Легко сказать. Мышцы были как булыжные — тяжелые и такие же твердые — время от времени напоминающие о себе прострелом судороги. Аукнулись ему все дни, когда тревога гремела вновь и вновь, с извращенной жестокостью дожидаясь, пока щека твоя коснется подушки. Через двое суток выработался рефлекс. Опускаясь на койку, ты уже приучался ждать звонка, готовый взлететь на ноги, едва только вскинувшись из короткого сумбурного сна. И когда сплошной вибрирующий трезвон заливал палубу, ты снова и снова несся к машине, с искусственной бодростью покрикивая на эскадрилью, и только в кабине вспоминал, что голова, кажется, осталась там, на подушке. Сны досматривать. Ох, и какие сны! Несколько последних дней Шельмы шевелились благодаря стимуляторам, да еще ведерному термосу с кофе, который стараниями поварской бригады никогда не оставался пустым.
Бело-голубой медицинский дроид пощелкивал, превращая в своем таинственном нутре пробы пилотской крови в формулы и текст на доступном медику языке. Зеленый на черном. Медтехник, проводивший профилактику, глядел на монитор и хмурил тяжелые брови, и поди догадайся, привычка у него такая, или ему не нравишься ты сам на молекулярном уровне.

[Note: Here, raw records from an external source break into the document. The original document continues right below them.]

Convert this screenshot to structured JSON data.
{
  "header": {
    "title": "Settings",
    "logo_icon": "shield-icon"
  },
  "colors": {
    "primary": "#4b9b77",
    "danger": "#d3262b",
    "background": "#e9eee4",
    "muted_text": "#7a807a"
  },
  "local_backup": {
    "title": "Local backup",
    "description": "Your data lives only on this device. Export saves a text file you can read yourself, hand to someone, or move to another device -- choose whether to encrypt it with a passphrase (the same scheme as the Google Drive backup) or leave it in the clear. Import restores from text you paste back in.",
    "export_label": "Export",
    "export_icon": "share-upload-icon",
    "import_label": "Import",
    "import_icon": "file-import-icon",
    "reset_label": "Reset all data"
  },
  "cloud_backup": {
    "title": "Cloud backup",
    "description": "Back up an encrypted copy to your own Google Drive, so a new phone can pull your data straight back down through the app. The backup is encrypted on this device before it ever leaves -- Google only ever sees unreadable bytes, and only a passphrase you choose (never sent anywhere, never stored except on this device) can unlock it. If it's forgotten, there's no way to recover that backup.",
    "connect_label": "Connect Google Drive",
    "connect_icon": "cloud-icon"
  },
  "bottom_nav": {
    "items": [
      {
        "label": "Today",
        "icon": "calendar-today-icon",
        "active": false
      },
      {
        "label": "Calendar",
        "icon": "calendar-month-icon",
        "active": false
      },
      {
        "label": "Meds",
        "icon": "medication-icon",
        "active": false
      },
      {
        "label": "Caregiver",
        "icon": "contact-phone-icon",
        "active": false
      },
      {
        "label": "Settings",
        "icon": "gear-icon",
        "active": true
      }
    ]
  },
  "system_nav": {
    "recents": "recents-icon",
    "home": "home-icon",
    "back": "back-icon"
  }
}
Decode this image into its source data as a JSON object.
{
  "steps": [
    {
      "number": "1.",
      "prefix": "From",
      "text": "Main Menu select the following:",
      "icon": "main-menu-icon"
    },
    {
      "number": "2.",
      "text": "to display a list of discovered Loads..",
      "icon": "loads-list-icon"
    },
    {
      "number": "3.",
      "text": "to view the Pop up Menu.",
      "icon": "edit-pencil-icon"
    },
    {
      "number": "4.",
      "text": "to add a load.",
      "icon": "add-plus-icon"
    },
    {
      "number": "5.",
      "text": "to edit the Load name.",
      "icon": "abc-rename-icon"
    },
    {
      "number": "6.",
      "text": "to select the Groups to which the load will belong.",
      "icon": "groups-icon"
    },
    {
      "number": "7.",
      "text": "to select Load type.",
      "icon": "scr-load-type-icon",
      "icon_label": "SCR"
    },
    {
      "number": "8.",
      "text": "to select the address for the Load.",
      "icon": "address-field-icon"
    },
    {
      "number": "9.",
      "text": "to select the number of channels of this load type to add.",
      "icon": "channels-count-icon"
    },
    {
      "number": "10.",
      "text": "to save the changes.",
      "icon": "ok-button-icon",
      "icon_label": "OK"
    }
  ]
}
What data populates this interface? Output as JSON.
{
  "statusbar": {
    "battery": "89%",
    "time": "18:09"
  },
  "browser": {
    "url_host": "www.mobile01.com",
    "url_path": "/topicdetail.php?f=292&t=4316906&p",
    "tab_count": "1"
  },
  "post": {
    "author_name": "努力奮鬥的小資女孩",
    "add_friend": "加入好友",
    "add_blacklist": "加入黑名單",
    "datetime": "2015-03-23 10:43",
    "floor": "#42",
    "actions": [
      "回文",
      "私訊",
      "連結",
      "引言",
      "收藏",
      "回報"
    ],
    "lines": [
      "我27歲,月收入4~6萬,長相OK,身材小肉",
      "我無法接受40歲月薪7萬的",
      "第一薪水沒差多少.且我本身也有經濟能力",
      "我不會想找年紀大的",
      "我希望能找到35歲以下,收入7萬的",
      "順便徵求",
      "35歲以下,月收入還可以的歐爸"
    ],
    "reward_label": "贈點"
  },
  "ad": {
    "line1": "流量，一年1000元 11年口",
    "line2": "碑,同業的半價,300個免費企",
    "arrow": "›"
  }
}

— …не можешь — поможем, — буркнул он, видимо, любимое свое присловье, — а не хочешь… — и не успел Рубен отдернуть запястье, как инъектор ужалил его в предплечье. Холодная струйка обожгла вену изнутри, напряженные мышцы вздрогнули и сами по себе распустились. Провалился в собственное тело, словно в кисель. Не сказать, чтобы так уж неприятно, особенно после того, как, словно загнанная лошадь, только и делал, что бежал, бежал и бежал, останавливаясь лишь глаза протереть, потому что чесались отчаянно, но…
— А ну как зазвенит сейчас? — Губы тоже едва разлепились. Ничего себе. Встану — плашмя упаду. А вот не отрубиться бы прямо тут.
— Ну, постреляют в этот раз без вас. Мы же сидим тут как-то, когда пилоты поднимают железный щит? Гвоздь согнуть можно об этакий бицепс. Я, сказать по правде, всегда недоумевал, зачем пилотам вся эта… архитектура тела? Работаете-то все равно лежа.
— Нам свой род войск рекламировать надо.
— Знамо дело, все — ради девчонок. Гладких, сладких, нежных, влажных…
— Отож! Док, ну я понимаю, мы ребята простые, но у вас-то тут все… эээ… медикаменты под рукой. Что ж вам-то маяться?
— Разве ж я маюсь? — искренне изумился медбрат. — Да у меня на столе каждый день два десятка спортивных парней, знай выбирай симпатичных. Причем, что характерно, никто не отбивается.